In 2050, total energy demand could be 15 percent lower than in 2005 due to ambitious energy saving measures even though population, industrial output, freight and travel will increase, the report said.
Currently, more than 80 percent of global energy comes from fossil fuels but the report said nuclear power, fossil fuels and biomass could be almost entirely phased out by 2050.
To achieve this, building heating needs to be cut by at least 60 percent through energy efficiency, the use of solar power and geothermal heat.
Electricity grids need to be upgraded, smart grids installed and electric transport introduced on a large scale globally.
«Renewable energy and better grid interconnection with Europe has the potential to meet all of our energy needs in a very sustainable way,» said Nick Molho, head of energy policy at W.W.F.-U.K.

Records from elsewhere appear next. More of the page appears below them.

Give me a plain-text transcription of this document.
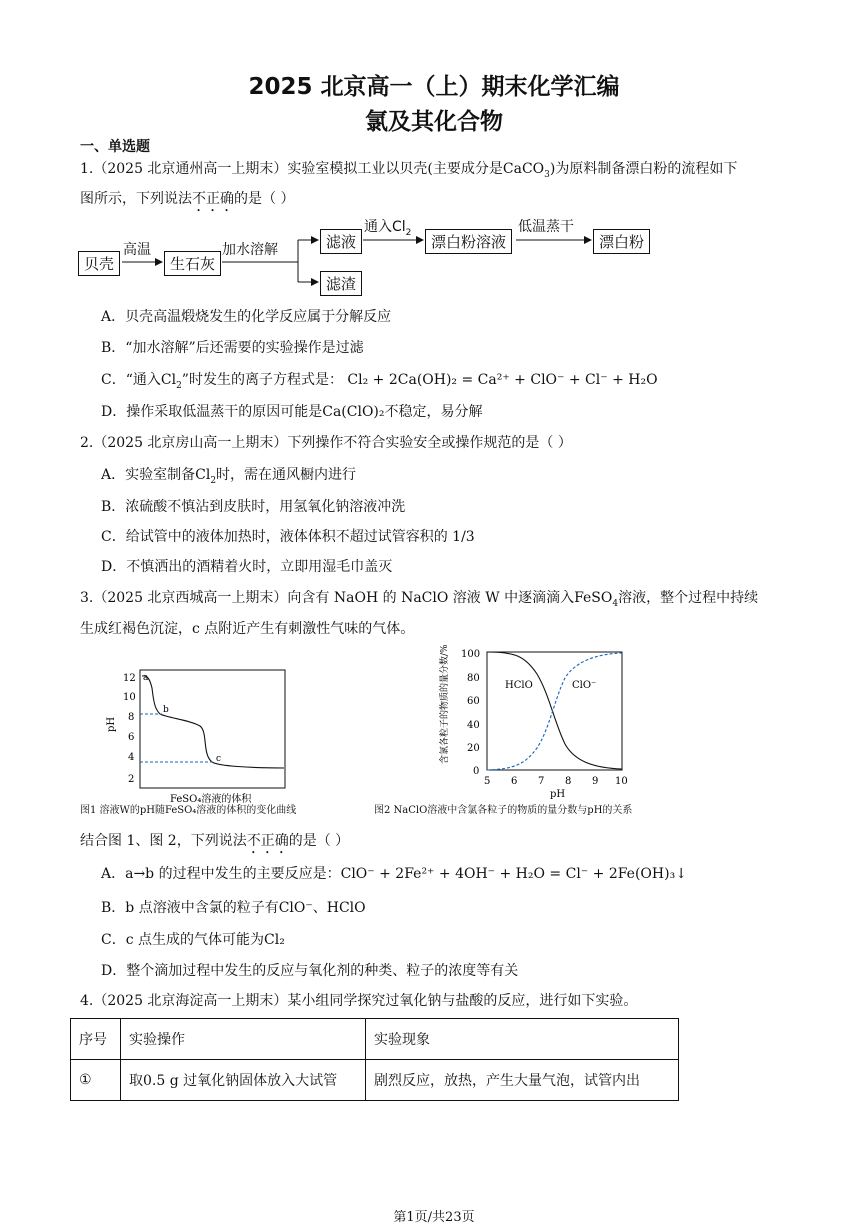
2025 北京高一（上）期末化学汇编
氯及其化合物
一、单选题
1.（2025 北京通州高一上期末）实验室模拟工业以贝壳(主要成分是CaCO$_3$)为原料制备漂白粉的流程如下
图所示，下列说法不正确的是（ ）
贝壳
高温
生石灰
加水溶解	滤液
通入$Cl_2$
漂白粉溶液
低温蒸干
漂白粉
滤渣
A．贝壳高温煅烧发生的化学反应属于分解反应
B．“加水溶解”后还需要的实验操作是过滤
C．“通入$Cl_2$”时发生的离子方程式是： Cl₂ + 2Ca(OH)₂ = Ca²⁺ + ClO⁻ + Cl⁻ + H₂O
D．操作采取低温蒸干的原因可能是Ca(ClO)₂不稳定，易分解
2.（2025 北京房山高一上期末）下列操作不符合实验安全或操作规范的是（ ）
A．实验室制备$Cl_2$时，需在通风橱内进行
B．浓硫酸不慎沾到皮肤时，用氢氧化钠溶液冲洗
C．给试管中的液体加热时，液体体积不超过试管容积的 1/3
D．不慎洒出的酒精着火时，立即用湿毛巾盖灭
3.（2025 北京西城高一上期末）向含有 NaOH 的 NaClO 溶液 W 中逐滴滴入FeSO$_4$溶液，整个过程中持续
生成红褐色沉淀，c 点附近产生有刺激性气味的气体。
12
10
8
6
4
2
pH
a
b
c
FeSO₄溶液的体积
图1 溶液W的pH随FeSO₄溶液的体积的变化曲线
100
80
60
40
20
0
5 6 7 8 9 10
pH
含氯各粒子的物质的量分数/%	HClO	ClO⁻
图2 NaClO溶液中含氯各粒子的物质的量分数与pH的关系
结合图 1、图 2，下列说法不正确的是（ ）
A．a→b 的过程中发生的主要反应是：ClO⁻ + 2Fe²⁺ + 4OH⁻ + H₂O = Cl⁻ + 2Fe(OH)₃↓
B．b 点溶液中含氯的粒子有ClO⁻、HClO
C．c 点生成的气体可能为Cl₂
D．整个滴加过程中发生的反应与氧化剂的种类、粒子的浓度等有关
4.（2025 北京海淀高一上期末）某小组同学探究过氧化钠与盐酸的反应，进行如下实验。
序号	实验操作	实验现象
①	取0.5 g 过氧化钠固体放入大试管	剧烈反应，放热，产生大量气泡，试管内出
第1页/共23页
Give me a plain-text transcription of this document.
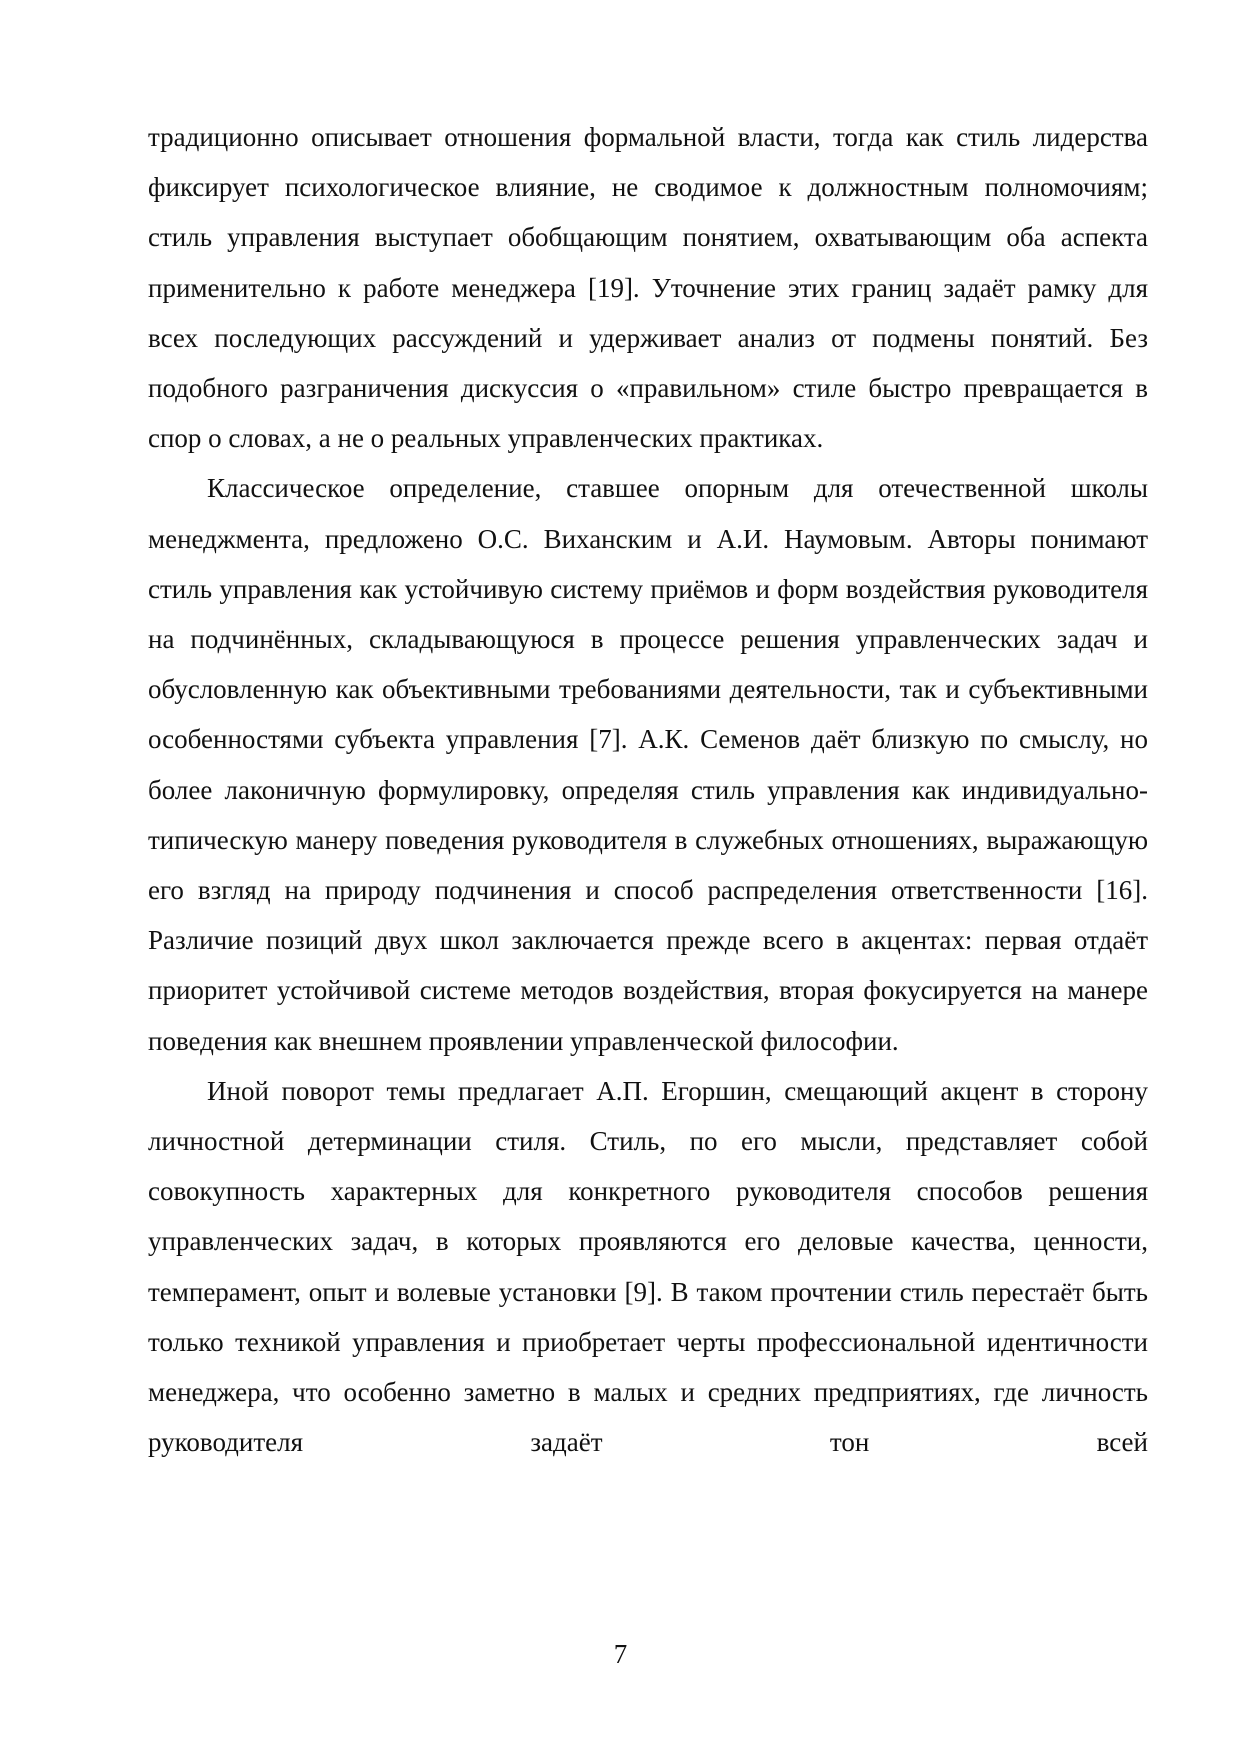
традиционно описывает отношения формальной власти, тогда как стиль лидерства фиксирует психологическое влияние, не сводимое к должностным полномочиям; стиль управления выступает обобщающим понятием, охватывающим оба аспекта применительно к работе менеджера [19]. Уточнение этих границ задаёт рамку для всех последующих рассуждений и удерживает анализ от подмены понятий. Без подобного разграничения дискуссия о «правильном» стиле быстро превращается в спор о словах, а не о реальных управленческих практиках.

Классическое определение, ставшее опорным для отечественной школы менеджмента, предложено О.С. Виханским и А.И. Наумовым. Авторы понимают стиль управления как устойчивую систему приёмов и форм воздействия руководителя на подчинённых, складывающуюся в процессе решения управленческих задач и обусловленную как объективными требованиями деятельности, так и субъективными особенностями субъекта управления [7]. А.К. Семенов даёт близкую по смыслу, но более лаконичную формулировку, определяя стиль управления как индивидуально-типическую манеру поведения руководителя в служебных отношениях, выражающую его взгляд на природу подчинения и способ распределения ответственности [16]. Различие позиций двух школ заключается прежде всего в акцентах: первая отдаёт приоритет устойчивой системе методов воздействия, вторая фокусируется на манере поведения как внешнем проявлении управленческой философии.

Иной поворот темы предлагает А.П. Егоршин, смещающий акцент в сторону личностной детерминации стиля. Стиль, по его мысли, представляет собой совокупность характерных для конкретного руководителя способов решения управленческих задач, в которых проявляются его деловые качества, ценности, темперамент, опыт и волевые установки [9]. В таком прочтении стиль перестаёт быть только техникой управления и приобретает черты профессиональной идентичности менеджера, что особенно заметно в малых и средних предприятиях, где личность руководителя задаёт тон всей

7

Financial incentives for renewable energy generation, such as feed-in tariffs, would play an important role.
Consumption of meat should be halved per person by 2050 in industrialized countries and increased by a quarter elsewhere, the report said.
The population should also cycle, walk, use more public transport and replace air travel with trains.
By 2050, 4 trillion euros ($5,588 billion) will be saved annually through energy efficiency and reduced fuel costs in a business-as-usual scenario, the report said.
However, capital expenditure will need to increase first to install renewable energy generating capacity, modernize electricity grids and improve energy efficiency.
This will grow over the next 25 years to about 3.5 trillion euros a year from 1 trillion euros. The investments would start to pay off in around 2040 when the savings start to outweigh the costs, the report said.
Europe will need to spend 2.9 trillion euros or 25 percent of the bloc’s annual gross domestic product over the next 10 years to satisfy demand for low-carbon technologies, a separate report by Accenture and Barclays Capital said this week.